Steen Jakobsen ist Chefökonom einer Bank und über seine Meinungen schreibe ich bereits seit Jahren. Heute hat er mich überrascht. Seine aktuelle Erkenntnis: Jeder sollte mehr Ehrgeiz zeigen. Für sich selbst, für sein Land und für sein Unternehmen. Man sollte mehr darüber sprechen, was getan werden kann und nicht darüber, was nicht getan werden kann. Klar ist, eine reiche Gesellschaft wächst von unten, nicht von oben.
KMU (kleine und mittlere Unternehmen) waren laut EU-Studie zwischen 2008 und 2010 für 85 Prozent aller neu geschaffener Arbeitsplätze verantwortlich. UND: Vor allem jüngere Unternehmen aus der Dienstleistungsbranche waren besonders eifrig. “Im Durchschnitt entstanden durch sie jährlich 1,1 Millionen neue Stellen.”
On-Ton:
KMU und Startups müssen Kapitalzugänge erhalten
Das gesamte Kreditkapital und politische Kapital sollte in KMU, d. h. in kleine und mittlere Unternehmen investiert werden. Das meint Steen Jakobsen. Sie sind der alleinige Motor für Produktivität und Innovation. Da Start-up-Unternehmen in erheblichem Umfang zur Leistung dieses Sektors beitragen, sollte ein Schwerpunkt auf der Schaffung von Anreizen für Unternehmensneugründungen liegen.
Steen empfiehlt eine Steueramnestie für die ersten drei Jahre (ohnehin machen die meisten Unternehmen erst ab dem fünften Jahr Gewinne) und schlägt vor, dass Investitionen in Start-ups in Spitzensteuer- und Altersversorgungssystemen abzugsfähig sein sollten.
Hintergründe aus Sicht eines Finanzökonomen
Der Gedankenansatz: Es handelt sich um die Rückentwicklung seiner (Steens) Wirtschaftstheorie des Bermuda-Dreiecks (Bermuda Triangle of Economics), die erklärt, wie heute und aufgrund der Nullzinspolitik 20 Prozent aller Unternehmen (börsennotierte Unternehmen, Banken und staatseigene Unternehmen) 100 Prozent des zur Verfügung stehenden Kreditkapitals und politischen Kapitals erhalten. Das bedeutet, dass ihre Finanzierungsraten 300–400 Basispunkte unter einem normalen Geschäftszyklus liegen.
Zugleich erhalten KMU (die restlichen 80 Prozent aller Unternehmen) keinerlei Kredit- und politisches Kapital.

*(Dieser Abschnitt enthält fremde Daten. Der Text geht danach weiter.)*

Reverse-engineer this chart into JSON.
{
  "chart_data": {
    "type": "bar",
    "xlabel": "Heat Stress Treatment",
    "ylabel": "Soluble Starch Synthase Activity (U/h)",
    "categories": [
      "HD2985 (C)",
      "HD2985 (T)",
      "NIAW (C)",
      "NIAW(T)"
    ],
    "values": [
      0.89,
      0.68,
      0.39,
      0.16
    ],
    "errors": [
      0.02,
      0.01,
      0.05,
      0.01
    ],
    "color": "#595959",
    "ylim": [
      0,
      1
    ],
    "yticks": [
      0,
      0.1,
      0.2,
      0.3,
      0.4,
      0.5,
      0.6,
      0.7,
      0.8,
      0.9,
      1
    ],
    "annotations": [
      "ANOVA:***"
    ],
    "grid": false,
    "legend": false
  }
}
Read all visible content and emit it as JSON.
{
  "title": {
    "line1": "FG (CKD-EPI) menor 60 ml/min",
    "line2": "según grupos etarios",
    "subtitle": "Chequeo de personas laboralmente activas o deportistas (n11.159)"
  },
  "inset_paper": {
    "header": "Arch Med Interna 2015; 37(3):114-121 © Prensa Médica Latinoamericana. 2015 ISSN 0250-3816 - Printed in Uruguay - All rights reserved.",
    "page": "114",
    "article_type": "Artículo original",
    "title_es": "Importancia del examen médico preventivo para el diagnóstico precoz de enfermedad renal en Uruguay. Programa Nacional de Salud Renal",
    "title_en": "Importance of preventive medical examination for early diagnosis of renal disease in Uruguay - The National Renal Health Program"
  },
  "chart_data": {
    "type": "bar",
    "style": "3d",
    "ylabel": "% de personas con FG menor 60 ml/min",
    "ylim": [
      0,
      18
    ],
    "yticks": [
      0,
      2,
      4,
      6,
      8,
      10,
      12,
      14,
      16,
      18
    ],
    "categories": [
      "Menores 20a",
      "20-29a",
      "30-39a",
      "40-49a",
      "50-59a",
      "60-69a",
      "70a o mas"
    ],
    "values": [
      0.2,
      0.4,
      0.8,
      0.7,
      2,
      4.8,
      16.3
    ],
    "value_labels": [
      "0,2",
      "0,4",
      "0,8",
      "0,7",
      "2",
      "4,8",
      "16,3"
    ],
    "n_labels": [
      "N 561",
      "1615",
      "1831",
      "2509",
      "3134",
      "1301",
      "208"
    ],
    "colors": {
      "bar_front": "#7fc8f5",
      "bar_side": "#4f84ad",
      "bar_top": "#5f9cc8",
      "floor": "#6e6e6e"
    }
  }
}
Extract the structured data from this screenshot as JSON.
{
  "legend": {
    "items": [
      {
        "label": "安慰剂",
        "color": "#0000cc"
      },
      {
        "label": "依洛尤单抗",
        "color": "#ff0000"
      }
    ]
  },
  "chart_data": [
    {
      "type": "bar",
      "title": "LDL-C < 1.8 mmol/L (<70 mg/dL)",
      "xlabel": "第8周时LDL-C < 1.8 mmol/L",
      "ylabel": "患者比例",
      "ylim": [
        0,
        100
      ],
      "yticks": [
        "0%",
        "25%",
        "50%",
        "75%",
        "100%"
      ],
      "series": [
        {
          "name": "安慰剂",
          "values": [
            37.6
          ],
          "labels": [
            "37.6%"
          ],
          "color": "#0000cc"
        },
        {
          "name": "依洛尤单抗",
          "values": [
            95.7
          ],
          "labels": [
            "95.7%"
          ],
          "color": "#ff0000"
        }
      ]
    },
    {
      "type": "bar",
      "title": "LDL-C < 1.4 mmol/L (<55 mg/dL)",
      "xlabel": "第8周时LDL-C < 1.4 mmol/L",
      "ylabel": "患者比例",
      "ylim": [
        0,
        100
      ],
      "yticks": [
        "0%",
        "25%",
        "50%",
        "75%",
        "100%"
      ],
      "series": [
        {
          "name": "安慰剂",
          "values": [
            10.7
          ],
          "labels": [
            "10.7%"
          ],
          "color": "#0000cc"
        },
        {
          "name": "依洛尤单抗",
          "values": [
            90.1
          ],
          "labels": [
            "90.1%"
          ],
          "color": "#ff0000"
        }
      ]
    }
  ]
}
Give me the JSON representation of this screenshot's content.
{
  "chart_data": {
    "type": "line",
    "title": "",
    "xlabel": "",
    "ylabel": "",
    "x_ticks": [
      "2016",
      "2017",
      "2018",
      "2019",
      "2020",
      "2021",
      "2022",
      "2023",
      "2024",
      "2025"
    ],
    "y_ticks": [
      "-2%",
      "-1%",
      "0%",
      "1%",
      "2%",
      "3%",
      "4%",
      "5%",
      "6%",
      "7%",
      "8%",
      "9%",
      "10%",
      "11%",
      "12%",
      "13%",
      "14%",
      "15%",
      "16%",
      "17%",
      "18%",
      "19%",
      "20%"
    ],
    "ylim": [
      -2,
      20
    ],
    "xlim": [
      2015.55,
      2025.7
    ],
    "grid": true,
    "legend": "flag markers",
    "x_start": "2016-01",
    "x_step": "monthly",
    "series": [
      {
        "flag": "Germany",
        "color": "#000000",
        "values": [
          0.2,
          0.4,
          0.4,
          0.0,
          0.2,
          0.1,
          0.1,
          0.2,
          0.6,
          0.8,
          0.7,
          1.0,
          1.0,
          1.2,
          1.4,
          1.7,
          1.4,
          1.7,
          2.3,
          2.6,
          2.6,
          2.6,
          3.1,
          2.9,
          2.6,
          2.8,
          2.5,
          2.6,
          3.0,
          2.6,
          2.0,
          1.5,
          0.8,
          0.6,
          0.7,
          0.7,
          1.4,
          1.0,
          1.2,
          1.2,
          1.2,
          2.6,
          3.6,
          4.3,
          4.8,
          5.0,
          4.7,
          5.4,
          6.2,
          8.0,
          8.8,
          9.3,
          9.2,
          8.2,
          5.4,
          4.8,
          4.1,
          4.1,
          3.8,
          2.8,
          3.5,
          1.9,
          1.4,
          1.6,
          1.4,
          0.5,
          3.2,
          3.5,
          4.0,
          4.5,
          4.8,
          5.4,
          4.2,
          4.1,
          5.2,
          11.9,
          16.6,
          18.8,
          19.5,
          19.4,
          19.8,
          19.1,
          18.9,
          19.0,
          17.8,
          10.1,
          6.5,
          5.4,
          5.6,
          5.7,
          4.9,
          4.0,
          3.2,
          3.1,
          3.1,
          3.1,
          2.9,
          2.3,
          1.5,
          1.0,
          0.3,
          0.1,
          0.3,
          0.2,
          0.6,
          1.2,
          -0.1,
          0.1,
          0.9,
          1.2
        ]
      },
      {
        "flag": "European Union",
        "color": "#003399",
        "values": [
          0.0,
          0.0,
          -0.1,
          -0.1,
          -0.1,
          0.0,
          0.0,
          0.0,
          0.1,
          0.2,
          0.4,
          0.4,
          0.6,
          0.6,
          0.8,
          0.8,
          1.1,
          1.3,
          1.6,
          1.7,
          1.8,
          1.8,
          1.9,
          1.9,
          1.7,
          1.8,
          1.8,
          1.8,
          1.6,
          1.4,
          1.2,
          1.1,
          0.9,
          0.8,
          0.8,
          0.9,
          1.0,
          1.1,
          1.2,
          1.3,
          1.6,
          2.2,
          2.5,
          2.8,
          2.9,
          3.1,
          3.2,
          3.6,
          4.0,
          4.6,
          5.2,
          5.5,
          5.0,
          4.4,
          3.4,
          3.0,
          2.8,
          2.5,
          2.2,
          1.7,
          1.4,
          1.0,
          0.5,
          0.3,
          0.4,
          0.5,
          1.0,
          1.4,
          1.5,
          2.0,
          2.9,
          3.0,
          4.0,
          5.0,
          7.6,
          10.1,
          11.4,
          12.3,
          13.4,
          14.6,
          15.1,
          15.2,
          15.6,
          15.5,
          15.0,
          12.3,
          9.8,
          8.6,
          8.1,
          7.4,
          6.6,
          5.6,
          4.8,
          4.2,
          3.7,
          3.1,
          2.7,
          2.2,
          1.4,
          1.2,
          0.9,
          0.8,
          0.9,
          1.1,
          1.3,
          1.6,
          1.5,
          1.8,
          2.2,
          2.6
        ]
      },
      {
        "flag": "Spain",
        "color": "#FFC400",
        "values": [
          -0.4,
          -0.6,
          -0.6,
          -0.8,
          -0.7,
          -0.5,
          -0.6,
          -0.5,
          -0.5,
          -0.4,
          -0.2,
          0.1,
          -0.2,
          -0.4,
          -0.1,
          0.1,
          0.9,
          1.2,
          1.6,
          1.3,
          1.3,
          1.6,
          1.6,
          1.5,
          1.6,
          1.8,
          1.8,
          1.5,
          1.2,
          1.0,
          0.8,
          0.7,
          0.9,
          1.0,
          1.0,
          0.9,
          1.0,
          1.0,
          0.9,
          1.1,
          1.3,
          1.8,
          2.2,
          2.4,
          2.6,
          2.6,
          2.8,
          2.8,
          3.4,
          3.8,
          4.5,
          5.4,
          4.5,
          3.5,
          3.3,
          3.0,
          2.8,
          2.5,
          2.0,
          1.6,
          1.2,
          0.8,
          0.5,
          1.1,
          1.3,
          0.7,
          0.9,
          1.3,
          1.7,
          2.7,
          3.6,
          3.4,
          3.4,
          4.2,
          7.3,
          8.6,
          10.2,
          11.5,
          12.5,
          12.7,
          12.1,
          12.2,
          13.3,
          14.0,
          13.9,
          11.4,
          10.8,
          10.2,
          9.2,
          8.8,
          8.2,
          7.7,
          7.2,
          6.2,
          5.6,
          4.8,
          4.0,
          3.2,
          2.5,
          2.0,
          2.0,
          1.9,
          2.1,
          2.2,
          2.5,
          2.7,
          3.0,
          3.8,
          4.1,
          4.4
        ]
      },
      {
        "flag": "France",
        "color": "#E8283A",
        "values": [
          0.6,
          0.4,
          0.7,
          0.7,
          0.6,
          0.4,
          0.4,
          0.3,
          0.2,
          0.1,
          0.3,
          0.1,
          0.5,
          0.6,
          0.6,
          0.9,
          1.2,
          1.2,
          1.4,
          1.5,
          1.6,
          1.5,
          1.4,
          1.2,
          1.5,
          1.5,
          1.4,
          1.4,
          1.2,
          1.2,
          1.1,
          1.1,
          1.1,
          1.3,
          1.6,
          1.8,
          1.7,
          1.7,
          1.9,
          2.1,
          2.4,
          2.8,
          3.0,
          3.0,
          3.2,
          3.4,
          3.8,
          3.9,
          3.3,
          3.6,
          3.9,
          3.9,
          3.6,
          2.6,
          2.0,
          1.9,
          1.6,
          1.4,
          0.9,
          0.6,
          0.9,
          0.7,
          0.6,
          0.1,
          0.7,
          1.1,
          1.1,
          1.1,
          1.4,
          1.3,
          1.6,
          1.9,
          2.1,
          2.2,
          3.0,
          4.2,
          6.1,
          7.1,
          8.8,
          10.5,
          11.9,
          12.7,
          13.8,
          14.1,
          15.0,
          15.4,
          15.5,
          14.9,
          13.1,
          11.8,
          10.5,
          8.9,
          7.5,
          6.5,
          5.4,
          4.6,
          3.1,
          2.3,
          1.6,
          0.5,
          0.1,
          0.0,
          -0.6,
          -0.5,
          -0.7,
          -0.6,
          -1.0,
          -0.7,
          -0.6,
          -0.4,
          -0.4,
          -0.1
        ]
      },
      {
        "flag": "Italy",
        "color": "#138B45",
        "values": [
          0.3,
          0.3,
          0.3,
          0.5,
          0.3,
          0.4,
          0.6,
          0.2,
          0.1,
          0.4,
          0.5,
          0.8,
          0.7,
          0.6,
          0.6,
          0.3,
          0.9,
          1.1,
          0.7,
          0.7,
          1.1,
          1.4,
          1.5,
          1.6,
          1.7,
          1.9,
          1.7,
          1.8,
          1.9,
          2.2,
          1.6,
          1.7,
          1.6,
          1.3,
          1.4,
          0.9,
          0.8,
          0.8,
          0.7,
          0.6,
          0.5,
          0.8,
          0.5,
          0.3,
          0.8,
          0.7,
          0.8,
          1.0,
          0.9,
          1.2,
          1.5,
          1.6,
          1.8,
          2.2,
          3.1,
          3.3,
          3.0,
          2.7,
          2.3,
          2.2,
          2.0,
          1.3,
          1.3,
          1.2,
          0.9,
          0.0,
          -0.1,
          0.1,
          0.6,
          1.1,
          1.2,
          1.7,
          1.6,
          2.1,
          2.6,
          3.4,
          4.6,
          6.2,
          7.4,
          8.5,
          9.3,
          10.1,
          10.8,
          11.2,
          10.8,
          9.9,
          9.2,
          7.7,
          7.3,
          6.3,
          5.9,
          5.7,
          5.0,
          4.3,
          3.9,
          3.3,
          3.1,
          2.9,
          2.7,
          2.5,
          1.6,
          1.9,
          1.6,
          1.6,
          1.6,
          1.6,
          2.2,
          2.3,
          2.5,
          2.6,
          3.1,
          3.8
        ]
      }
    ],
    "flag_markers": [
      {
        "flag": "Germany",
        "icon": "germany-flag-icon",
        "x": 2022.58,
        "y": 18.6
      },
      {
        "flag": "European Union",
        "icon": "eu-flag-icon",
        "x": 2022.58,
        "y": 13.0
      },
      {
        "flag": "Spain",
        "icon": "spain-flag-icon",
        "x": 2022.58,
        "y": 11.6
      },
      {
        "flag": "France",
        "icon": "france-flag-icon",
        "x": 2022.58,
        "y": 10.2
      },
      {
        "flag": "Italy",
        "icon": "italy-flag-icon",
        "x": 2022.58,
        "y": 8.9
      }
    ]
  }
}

Die Aktienkurse steigen, weil die abgezinsten Zahlungsströme (300–400 Basispunkte unter Normalniveau) zu einer höheren Bewertung führen. Arbeitslosigkeit und Ungleichheit steigen weiter – es gibt kein Wachstum, keine Produktivität, keine politischen Veränderungen und keine Hoffnung.
“Ich bin optimistisch und voller Hoffnung, dass Technologie und intelligente, fähige, gut ausgebildete Menschen ihren Beitrag leisten werden, wenn sie nur die Chance dazu bekommen. Die besagten 80 Prozent können uns in weniger als fünf Jahren wieder auf die (Erfolgs-)Spur bringen, wenn ihnen dazu die Möglichkeit gegeben wird – wobei das Wachstum nicht langsam, sondern exponentiell sein wird.”
Steens Reisen haben gezeigt, dass die Welt in Neutralität verharrt. In gewissem Sinne möchte jeder „halbschwanger“ sein, suhlt sich in dem Gedanken, dass „alles schlimmer sein könnte“, und verkennt die Realität.
Im Jahr 1992 trat er eine Stelle als VP, Head of Scandinavian Sales, bei Chase Manhattan in London an und ging später zur Chase Manhattan Proprietary Trading Group. Von 1995 bis 1997 war er als Eigenhändler und Head of Flow Desk bei der Swiss Bank Corp., London, tätig. 1997 wurde er Global Head of Trading, FX & Options bei Christiania (heute Nordea) in New York, bis er 1999 eine Stelle als Executive Director in der Global Proprietary Trading Group von UBS in New York übernahm. Im März 2011 wurde Steen Jakobsen zum Chefökonom der Saxo Bank aus Kopenhagen ernannt.